As a project manager, I may feel responsible yet dependent on others to complete their work. So I push, prod, and even coerce them to go faster. Sometimes this has the desired effect. But even when it doesn't, I can claim that I did all that I could.
But is that really all that can be done? Let's suppose for a moment that gentleness was a legitimate tool for you to use. It may seem counterintuitive, but what if, when the pressure is on, time is running short and the work isn't done, you could sit quietly with a project member and gently ask what's happening. Then gently listen to him. What if you could calmly ask what might be helpful? What do you imagine might happen?
- The person might unload on you about a ridiculous schedule
- The person might cry, touched by being treated with such sincere attention
- The person might explain he's trying very hard but pushing and prodding is slowing him down
- The person might admit he's stuck and doesn't know what to do
- You might get whatever reaction you can imagine as your worst nightmare
Perhaps you don't ask because you're uncomfortable showing your gentler side. People might think you are a soft touch. Or perhaps you don't trust your own ability to deal with the information. I know I certainly have been guilty of not asking, for all these reasons. And once you ask and hear the information, then you have to figure out what to do. So it seems easier to not ask.The good news is that gently asking and listening can reveal the real state of a project in a way that toughness never will. Here's an example from my personal experience. I had just started a new job as Applications Director. I was meeting with two of the people I'd be managing, the Project Director and one of his project leaders, to bring me up to speed on their largest project. I asked how long the project was originally estimated to take. They said eighteen months. I asked when they currently estimated the project would be complete. They said, "In eighteen months." By this time, I already knew the project was in its fifth year. This all sounded rather strange to me. So I gently asked if they would explain how project estimates were developed. There was a pregnant pause while they decided how they were going to answer this question. Then they said, "We took a project estimating class, but we've never used what we learned. There are only two estimates acceptable to our CIO: six weeks or eighteen months." Wow! Now I had very valuable information. I thanked them for their frankness and focused my efforts on working with my boss, the CIO.
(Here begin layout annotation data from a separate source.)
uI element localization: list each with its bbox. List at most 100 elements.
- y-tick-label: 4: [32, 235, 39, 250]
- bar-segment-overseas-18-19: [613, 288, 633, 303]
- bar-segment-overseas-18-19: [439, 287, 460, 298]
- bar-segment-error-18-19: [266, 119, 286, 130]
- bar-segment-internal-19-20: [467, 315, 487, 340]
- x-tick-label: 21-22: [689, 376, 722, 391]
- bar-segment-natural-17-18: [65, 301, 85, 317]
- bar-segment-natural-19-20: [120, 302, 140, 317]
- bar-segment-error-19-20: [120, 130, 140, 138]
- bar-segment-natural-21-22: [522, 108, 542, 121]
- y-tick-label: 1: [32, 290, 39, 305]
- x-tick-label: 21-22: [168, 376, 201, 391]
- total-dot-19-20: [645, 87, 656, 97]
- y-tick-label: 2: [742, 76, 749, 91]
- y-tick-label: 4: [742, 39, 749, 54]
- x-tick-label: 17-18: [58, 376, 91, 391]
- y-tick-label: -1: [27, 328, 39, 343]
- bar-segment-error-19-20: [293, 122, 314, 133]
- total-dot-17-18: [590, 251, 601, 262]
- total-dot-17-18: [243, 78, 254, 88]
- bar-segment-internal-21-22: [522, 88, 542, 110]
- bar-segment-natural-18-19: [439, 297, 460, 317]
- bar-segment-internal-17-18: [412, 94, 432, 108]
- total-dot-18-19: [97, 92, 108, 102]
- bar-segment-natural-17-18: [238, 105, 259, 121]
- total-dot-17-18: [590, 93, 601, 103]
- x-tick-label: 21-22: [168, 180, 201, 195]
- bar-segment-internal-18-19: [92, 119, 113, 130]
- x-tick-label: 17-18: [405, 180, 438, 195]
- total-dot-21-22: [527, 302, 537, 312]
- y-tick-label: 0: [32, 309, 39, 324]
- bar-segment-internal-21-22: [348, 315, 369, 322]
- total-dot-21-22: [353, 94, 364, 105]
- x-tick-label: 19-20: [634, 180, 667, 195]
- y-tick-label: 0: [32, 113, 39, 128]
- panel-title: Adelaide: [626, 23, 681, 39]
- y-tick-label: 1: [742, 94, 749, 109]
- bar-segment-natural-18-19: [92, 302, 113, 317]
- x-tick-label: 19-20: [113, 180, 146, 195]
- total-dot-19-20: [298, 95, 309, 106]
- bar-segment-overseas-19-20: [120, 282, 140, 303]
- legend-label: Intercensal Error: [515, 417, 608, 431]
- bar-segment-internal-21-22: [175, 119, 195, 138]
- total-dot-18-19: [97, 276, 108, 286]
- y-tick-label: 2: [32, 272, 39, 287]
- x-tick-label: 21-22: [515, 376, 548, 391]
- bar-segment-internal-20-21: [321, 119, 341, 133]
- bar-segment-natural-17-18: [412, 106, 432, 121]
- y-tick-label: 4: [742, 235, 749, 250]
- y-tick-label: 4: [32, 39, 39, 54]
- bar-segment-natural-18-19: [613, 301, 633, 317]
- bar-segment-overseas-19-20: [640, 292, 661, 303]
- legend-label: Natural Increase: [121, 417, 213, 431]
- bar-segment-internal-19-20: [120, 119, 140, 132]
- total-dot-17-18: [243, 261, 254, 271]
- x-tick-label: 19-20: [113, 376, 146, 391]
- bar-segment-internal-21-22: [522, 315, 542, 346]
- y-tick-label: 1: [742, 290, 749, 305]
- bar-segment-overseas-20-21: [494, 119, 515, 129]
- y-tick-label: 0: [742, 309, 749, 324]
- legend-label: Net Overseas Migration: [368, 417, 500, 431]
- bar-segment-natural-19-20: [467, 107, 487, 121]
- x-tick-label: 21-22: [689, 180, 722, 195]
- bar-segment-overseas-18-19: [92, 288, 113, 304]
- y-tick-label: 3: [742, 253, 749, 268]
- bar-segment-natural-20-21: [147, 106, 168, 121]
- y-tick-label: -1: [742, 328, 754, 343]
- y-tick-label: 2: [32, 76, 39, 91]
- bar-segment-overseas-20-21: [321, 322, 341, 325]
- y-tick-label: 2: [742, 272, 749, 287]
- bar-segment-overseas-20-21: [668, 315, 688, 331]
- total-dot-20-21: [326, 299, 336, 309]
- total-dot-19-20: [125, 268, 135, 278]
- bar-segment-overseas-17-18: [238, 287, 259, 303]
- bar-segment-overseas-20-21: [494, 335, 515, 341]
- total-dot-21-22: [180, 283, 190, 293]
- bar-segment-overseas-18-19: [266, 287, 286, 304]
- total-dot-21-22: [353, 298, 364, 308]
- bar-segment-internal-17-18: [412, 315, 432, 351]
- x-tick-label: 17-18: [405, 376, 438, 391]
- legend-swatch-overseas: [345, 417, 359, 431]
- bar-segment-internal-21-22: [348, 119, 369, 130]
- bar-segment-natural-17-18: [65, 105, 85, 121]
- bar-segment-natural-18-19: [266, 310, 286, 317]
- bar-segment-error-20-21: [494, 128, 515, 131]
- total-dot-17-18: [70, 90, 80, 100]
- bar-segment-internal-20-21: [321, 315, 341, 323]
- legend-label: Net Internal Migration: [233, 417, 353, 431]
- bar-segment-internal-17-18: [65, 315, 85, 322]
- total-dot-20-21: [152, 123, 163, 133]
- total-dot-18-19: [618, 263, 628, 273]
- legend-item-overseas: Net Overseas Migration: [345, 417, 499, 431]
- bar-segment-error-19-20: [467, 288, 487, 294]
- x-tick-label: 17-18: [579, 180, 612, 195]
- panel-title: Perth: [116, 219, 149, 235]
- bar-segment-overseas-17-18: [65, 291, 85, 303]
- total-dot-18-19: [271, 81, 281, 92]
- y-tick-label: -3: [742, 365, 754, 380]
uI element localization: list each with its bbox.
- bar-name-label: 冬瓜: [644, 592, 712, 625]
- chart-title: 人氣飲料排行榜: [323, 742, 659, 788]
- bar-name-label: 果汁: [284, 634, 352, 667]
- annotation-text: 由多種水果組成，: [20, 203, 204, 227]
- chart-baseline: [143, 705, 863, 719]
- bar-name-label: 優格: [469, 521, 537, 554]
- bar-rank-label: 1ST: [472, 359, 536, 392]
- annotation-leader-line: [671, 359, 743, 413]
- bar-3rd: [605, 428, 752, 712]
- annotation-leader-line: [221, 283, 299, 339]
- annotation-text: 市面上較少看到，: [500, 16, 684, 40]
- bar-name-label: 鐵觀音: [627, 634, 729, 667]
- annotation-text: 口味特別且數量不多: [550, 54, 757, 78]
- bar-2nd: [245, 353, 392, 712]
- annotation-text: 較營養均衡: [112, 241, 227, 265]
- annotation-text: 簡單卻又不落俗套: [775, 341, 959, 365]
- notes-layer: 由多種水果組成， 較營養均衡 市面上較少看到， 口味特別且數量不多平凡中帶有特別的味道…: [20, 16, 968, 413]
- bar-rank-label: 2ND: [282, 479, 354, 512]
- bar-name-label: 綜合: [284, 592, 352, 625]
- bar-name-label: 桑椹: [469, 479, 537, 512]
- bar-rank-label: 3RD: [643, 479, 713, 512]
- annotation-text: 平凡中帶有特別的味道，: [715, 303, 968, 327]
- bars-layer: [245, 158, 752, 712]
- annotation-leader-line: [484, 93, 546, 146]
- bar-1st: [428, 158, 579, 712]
If you can ask gently, hear the information, and then acknowledge its validity, something very interesting seems to happen. You and the project members are able to think more clearly and creatively and decide what actions are best for your project.
How do you add gentleness to your repertoire? Try first being gentle with yourself. Many of us are tougher on ourselves than on others. This is a good place to practice. This also gives you a chance to experience your own reaction to being treated gently. Then, try privately asking one team member a sincere, gently put project question.
Learning any new behavior is awkward. So you're normal if it's uncomfortable for you at first. After you have practiced and feel more comfortable, you can decide if you want to use a gentle approach with a bigger group such as a project team.
Gentleness may never have entered your mind as a project tool. But before you dismiss it too quickly, give it a try and see what happens.